Blot Out the Sun? / Luke Iseman & Andrew Song

Sep 21, 2023

Luke Iseman and Andrew Song explain how they think they can cool the planet.

Supposedly, Herodotus wrote that when the Greeks were told that the Persian archers at the Battle of Thermopylae would blot out the sun with their arrows, they responded: “Good, then we shall have our battle in the shade.”

Fast forward to the early 21st century and the issue is no longer Persian arrows, but the relentless heat from a sun less and less buffered by earth’s atmosphere because of the accumulated greenhouse gasses. The result, according to scientists, is a rapidly warming planet with increasingly extreme weather, droughts and floods, supercyclones and hurricanes, raging forest fires, or other unusually intense natural disasters. All of that has become the new normal with every likelihood that what’s extreme today might be perceived as moderate next year. The need for shade has never been greater!

 What can be done?

One possibility is what’s called “solar radiation management.” SRM essentially amounts to reducing the amount of solar radiation hitting, and hence warming, the planet. It’s either an obvious approach—think, if not Persian arrows then the eruption of huge volcanoes—or crazy dangerous, depending on where you sit.

Luke Iseman and Andrew Song think it’s obvious, and are pioneers in trying to deflect solar radiation away from the Earth. But, unlike scientists, they have decided to stop talking about it and have begun doing it. Listen as they explain how they think they can cool the planet.  

Is it okay for individuals to try to re-engineer the climate? TELL US WHAT YOU THINK BY COMMENTING BELOW

Listen to the episode here or find the New Thinking for a New World podcast on a platform of your choice (Apple podcastSpotify, Google podcastYoutube, etc).


Luke Iseman is a graduate of The Wharton School of the University of Pennsylvania and has over 10 years of experience in building and leading startups that focus on sustainability, including boxouse, growerbot, Soil IQ, and re:char. Luke has also worked as the Director of Hardware at Y Combinator, where Luke helped hundreds of hardware founders accelerate their growth and achieve their goals.

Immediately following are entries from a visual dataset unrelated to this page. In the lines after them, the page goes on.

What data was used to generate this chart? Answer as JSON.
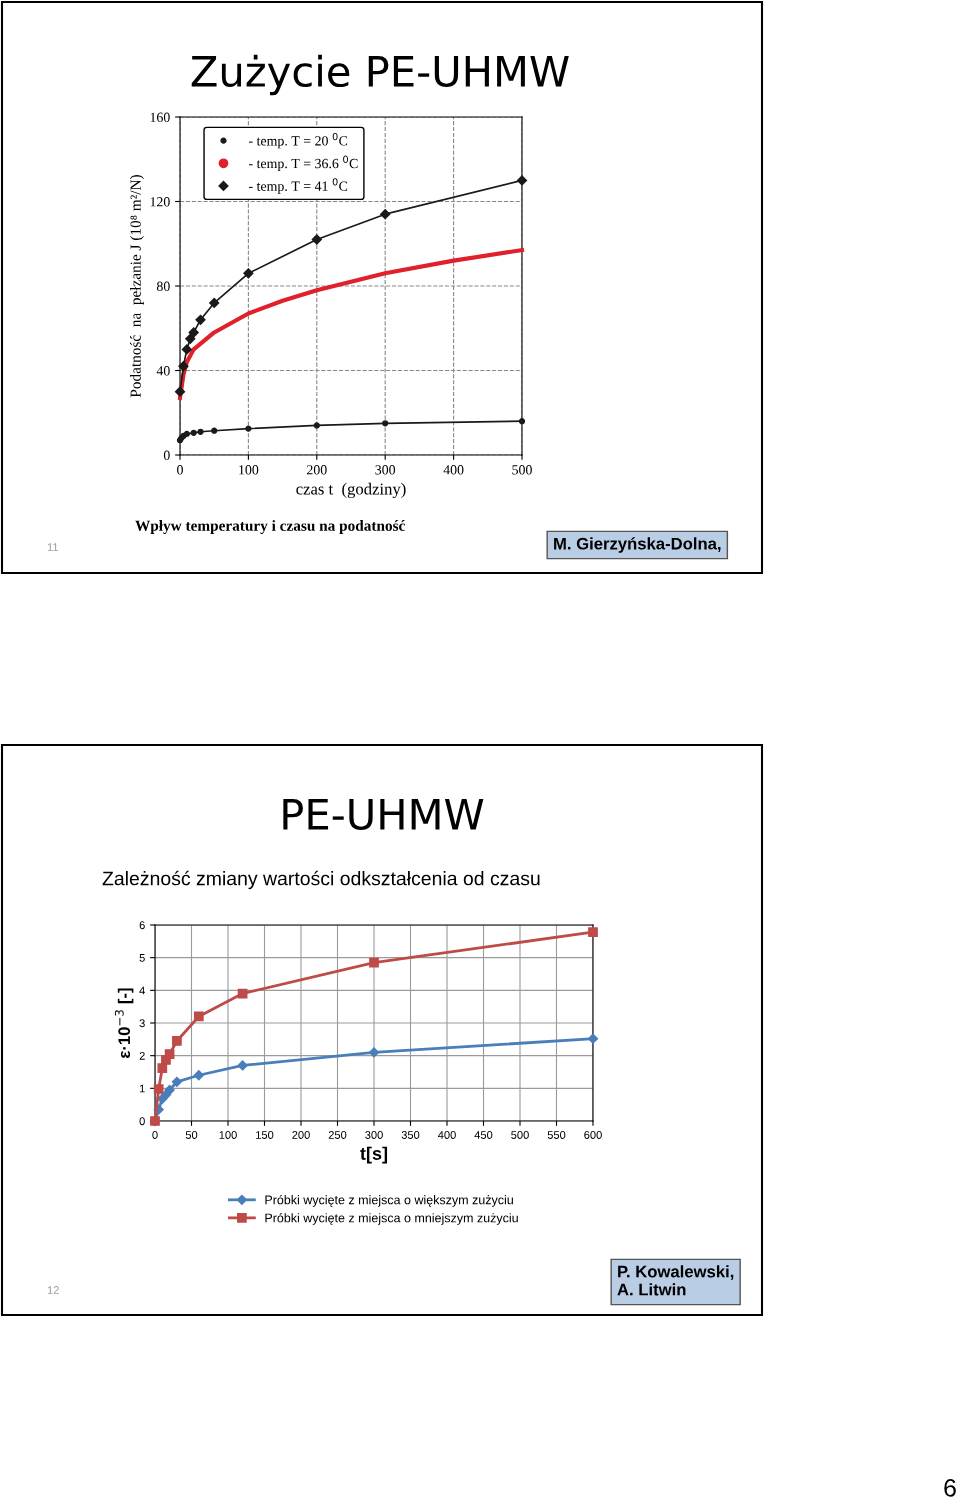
{
  "chart_data": [
    {
      "type": "line",
      "title": "Zużycie PE-UHMW",
      "xlabel": "czas t  (godziny)",
      "ylabel": "Podatność  na  pełzanie J (10⁸ m²/N)",
      "annotations": [
        "Wpływ temperatury i czasu na podatność",
        "11",
        "M. Gierzyńska-Dolna,"
      ],
      "xlim": [
        0,
        500
      ],
      "xticks": [
        0,
        100,
        200,
        300,
        400,
        500
      ],
      "ylim": [
        0,
        160
      ],
      "yticks": [
        0,
        40,
        80,
        120,
        160
      ],
      "grid": true,
      "legend": "top left",
      "series": [
        {
          "name": "- temp. T = 20 $^{0}$C",
          "color": "#1a1a1a",
          "marker": "circle",
          "x": [
            0,
            2,
            5,
            10,
            20,
            30,
            50,
            100,
            200,
            300,
            500
          ],
          "values": [
            7,
            8,
            9,
            10,
            10.5,
            11,
            11.5,
            12.5,
            14,
            15,
            16
          ]
        },
        {
          "name": "- temp. T = 36.6 $^{0}$C",
          "color": "#e0202a",
          "marker": "none",
          "x": [
            0,
            5,
            10,
            20,
            50,
            100,
            150,
            200,
            300,
            400,
            500
          ],
          "values": [
            27,
            38,
            44,
            50,
            58,
            67,
            73,
            78,
            86,
            92,
            97
          ]
        },
        {
          "name": "- temp. T = 41 $^{0}$C",
          "color": "#1a1a1a",
          "marker": "diamond",
          "x": [
            0,
            5,
            10,
            15,
            20,
            30,
            50,
            100,
            200,
            300,
            500
          ],
          "values": [
            30,
            42,
            50,
            55,
            58,
            64,
            72,
            86,
            102,
            114,
            130
          ]
        }
      ]
    },
    {
      "type": "line",
      "title": "PE-UHMW",
      "subtitle": "Zależność zmiany wartości odkształcenia od czasu",
      "xlabel": "t[s]",
      "ylabel": "ε·10$^{−3}$ [-]",
      "annotations": [
        "12",
        "P. Kowalewski,\nA. Litwin",
        "6"
      ],
      "xlim": [
        0,
        600
      ],
      "xticks": [
        0,
        50,
        100,
        150,
        200,
        250,
        300,
        350,
        400,
        450,
        500,
        550,
        600
      ],
      "ylim": [
        0,
        6
      ],
      "yticks": [
        0,
        1,
        2,
        3,
        4,
        5,
        6
      ],
      "grid": true,
      "legend": "bottom",
      "series": [
        {
          "name": "Próbki wycięte z miejsca o większym zużyciu",
          "color": "#4a7ebb",
          "marker": "diamond",
          "x": [
            0,
            5,
            10,
            15,
            20,
            30,
            60,
            120,
            300,
            600
          ],
          "values": [
            0,
            0.35,
            0.68,
            0.8,
            0.95,
            1.2,
            1.4,
            1.7,
            2.1,
            2.52
          ]
        },
        {
          "name": "Próbki wycięte z miejsca o mniejszym zużyciu",
          "color": "#be4b48",
          "marker": "square",
          "x": [
            0,
            5,
            10,
            15,
            20,
            30,
            60,
            120,
            300,
            600
          ],
          "values": [
            0,
            0.98,
            1.62,
            1.87,
            2.05,
            2.45,
            3.2,
            3.9,
            4.85,
            5.78
          ]
        }
      ]
    }
  ]
}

Andrew Song has a degree in economics from New York University. Andrew is a sales leader, with extensive experience in business-to-business sales, marketing, and operations. And was an early hire at HackerRank, Scale AI, and He also co-founded a Y Combinator-backed startup that made guitars you can play in less than five minutes.

1 Comment

  1. Dr. Jacques Drolet

    I am not an expert in these matters. I went through a few papers (old and new) on the subject. I trust that those experts that are not dependent on the economics of SRM (those dependent on SRM investments would be more inclined to be biased) would have a truer assessment of the advantages and risks involved. From what I see, the assessment is clearly and very definitely against SRMs. The magnitude of the increased risks involved are staggering. Additionally, the “unknowns” have the potential to be not only numerous but of tragic and long lasting impact. In my world, we talk of the “precautionary approach”, which is positively hated by the industry. Yet when the risks associated have the potential to be significant and have a great impact, the community agree not to try it. Here is such a case. Finally, the last nail, if there are no other alternatives, then one may consider to do the unthinkable unknown. This is not the case here: (i) There are a long rows of innovations under way that address the issue(s); (ii) SRM would convey the feeling that we can go on consuming and abusing environment as before, this is a populistic fantasy that need to be addressed, not supported.